Kevin Tynan, senior automotive analyst for Argus Research, said Press' hiring shows Cerberus plans a serious restructuring.
"It's the kind of management team that will get things done," Tynan said. "If you were looking to acquire the company and polish it up to sell it, you wouldn't go to this extent to hire talent."
United Auto Workers President Ron Gettelfinger said luring Press is "a major coup for Chrysler." Speaking to reporters after a speech Thursday at the Detroit Economic Club, Gettelfinger said he firmly believes Cerberus is committed to Chrysler.
"I'm satisfied that they're not strip and flip," Gettelfinger said.
Tynan said Press' departure could hurt Toyota, since he put an American face on the company as it grabbed sales from domestic automakers. Toyota doubled its share of the U.S. market between 1990 and 2006, from 7.5 percent to 15 percent, according to Ward's AutoInfoBank.
"He removed the 'us versus them' stigma," Tynan said. "It could very well be that the impact to Toyota is greater than the impact to Chrysler."
Besides spearheading Toyota's U.S. growth, Press was credited with energizing Toyota's dealers, something he said he wants to do at Chrysler. Toyota President Katsuaki Watanabe expressed his gratitude to Press Thursday.
"Jim has played a significant role in strengthening Toyota's presence in the U.S.," Watanabe said.
Press will be asked to help turn things around at Chrysler, which has had problems in its sales and marketing operations. Last year, dealers revolted when the company produced too many vehicles and tried to push them into showrooms. Chrysler's U.S. market share has held steady at around 13 percent for the last five years; it was 12 percent in 1990.

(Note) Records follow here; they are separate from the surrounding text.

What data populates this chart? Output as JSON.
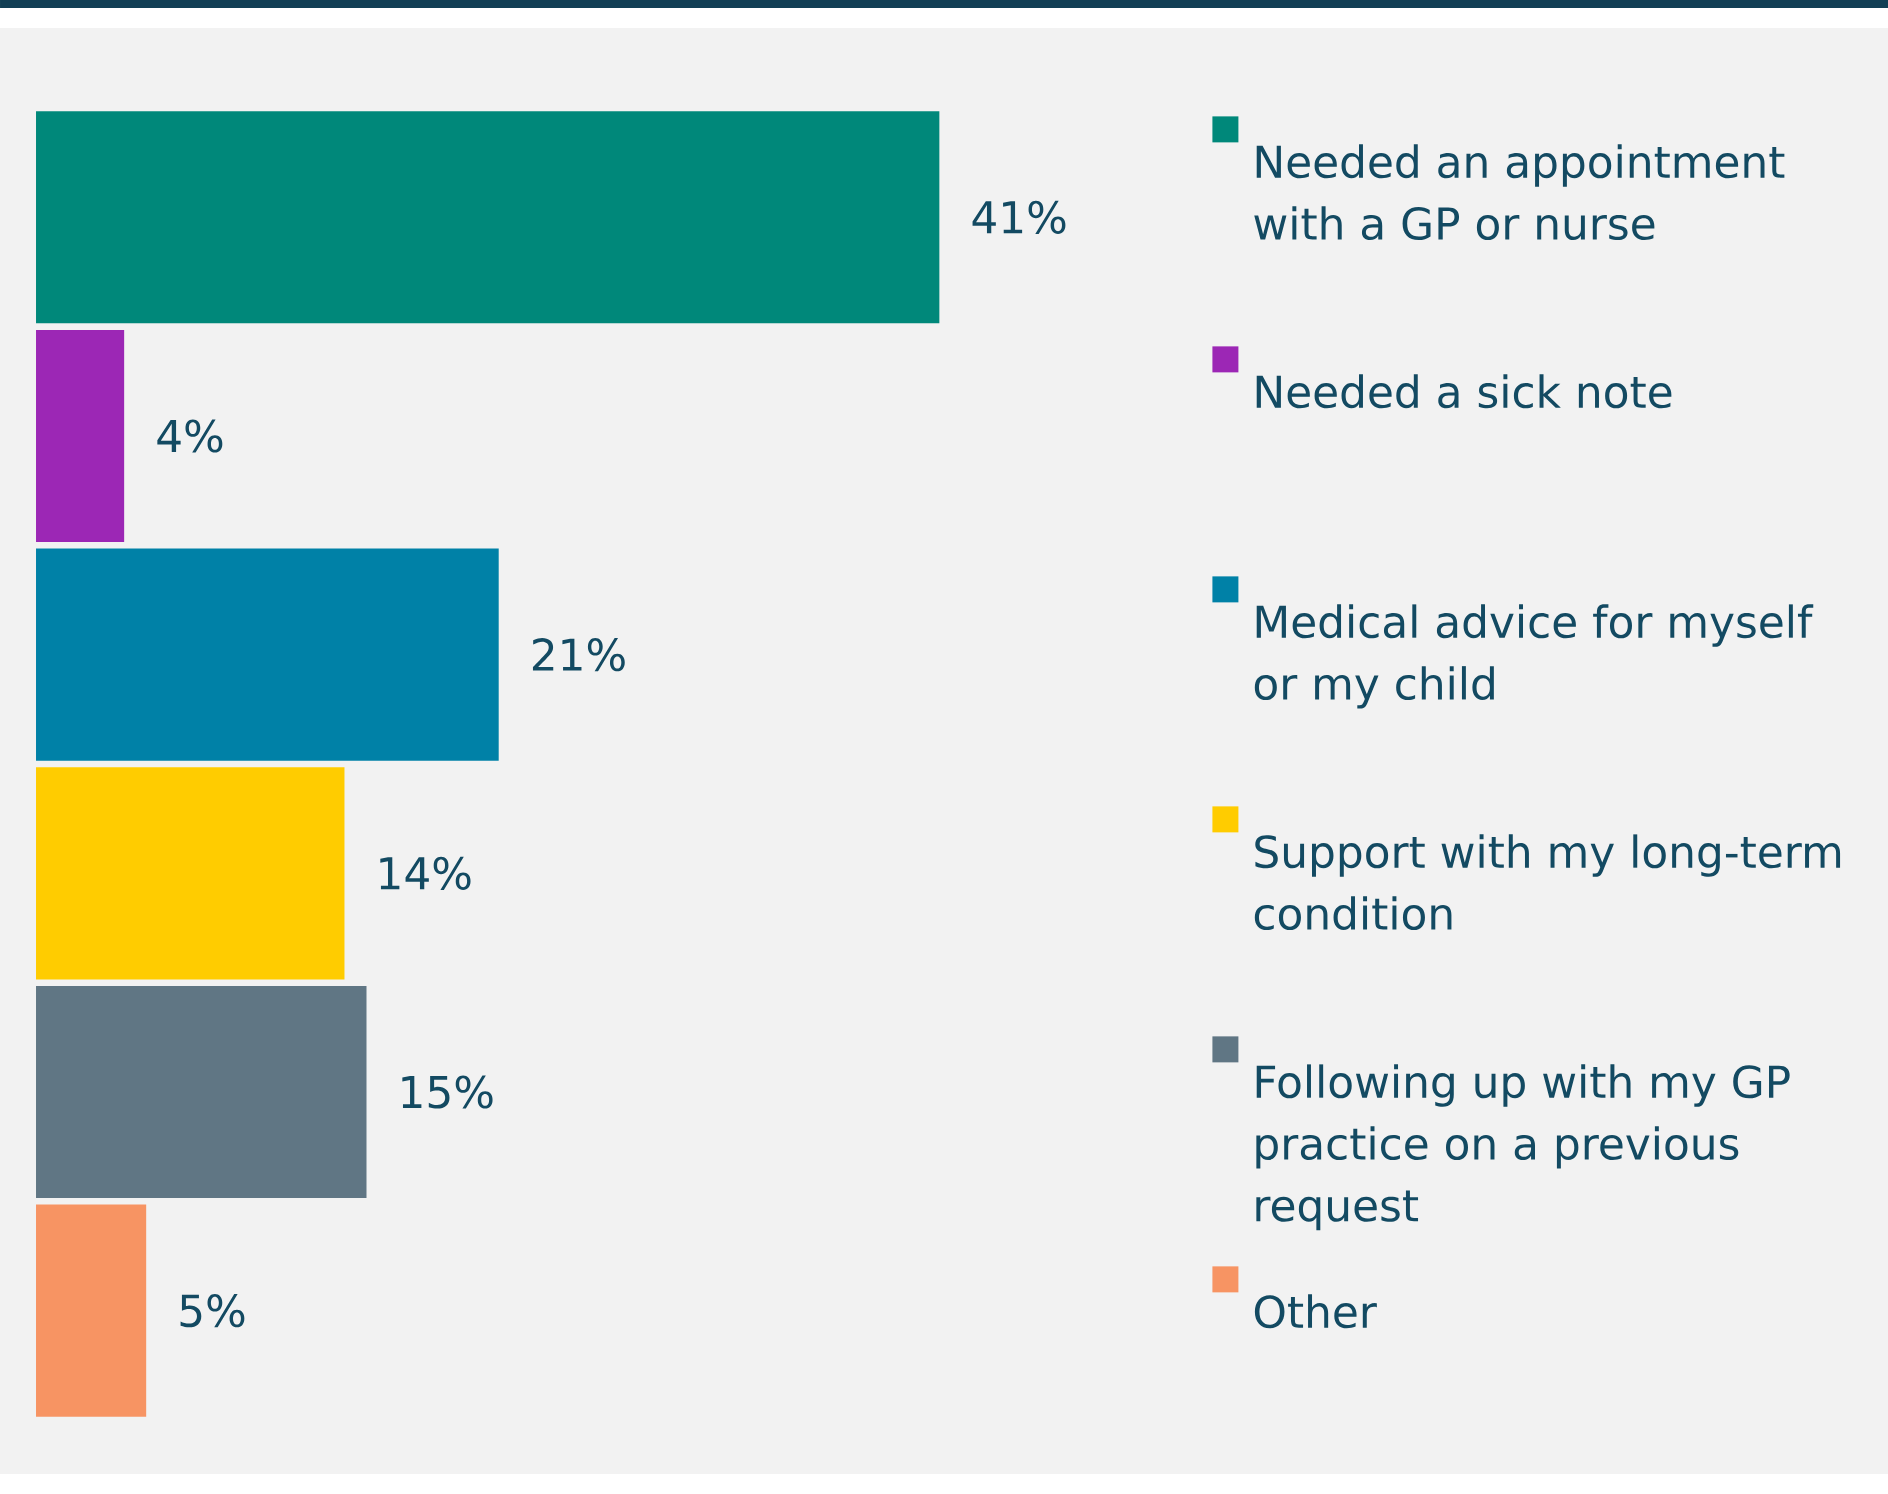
{
  "chart_data": {
    "type": "bar",
    "orientation": "horizontal",
    "categories": [
      "Needed an appointment with a GP or nurse",
      "Needed a sick note",
      "Medical advice for myself or my child",
      "Support with my long-term condition",
      "Following up with my GP practice on a previous request",
      "Other"
    ],
    "values": [
      41,
      4,
      21,
      14,
      15,
      5
    ],
    "colors": [
      "#00887a",
      "#9c27b5",
      "#0081a7",
      "#ffcc00",
      "#607684",
      "#f79463"
    ],
    "value_labels": [
      "41%",
      "4%",
      "21%",
      "14%",
      "15%",
      "5%"
    ]
  }
}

"You can't argue with the level of success that Toyota has had," Chrysler spokesman Mike Aberlich said. "The way they've developed the car side of the business, the way they've developed their relationships with dealers."
Aberlich said hiring Press is no reflection on LaSorda, who was demoted from chairman and CEO when Nardelli was hired.
"The guy is such a remarkable get that you're going to do it," Aberlich said of Press, equating the hiring with a baseball team bringing another power hitter onto its roster.
Chrysler would not comment on Press' compensation package, and it doesn't have to release details as a private company. But Aberlich said compensation will be tied to Chrysler's performance.
"He'll help turn us around and he'll be rewarded," Aberlich said.
Cole said the paycheck probably wasn't the biggest lure for Press.
"I'm not sure that money is the big deal," he said. "It's really the challenge and the opportunity that's the most important thing to him."
Chrysler made $1.8 billion in 2005 but swung to a $1.98 billion loss in the first quarter of this year.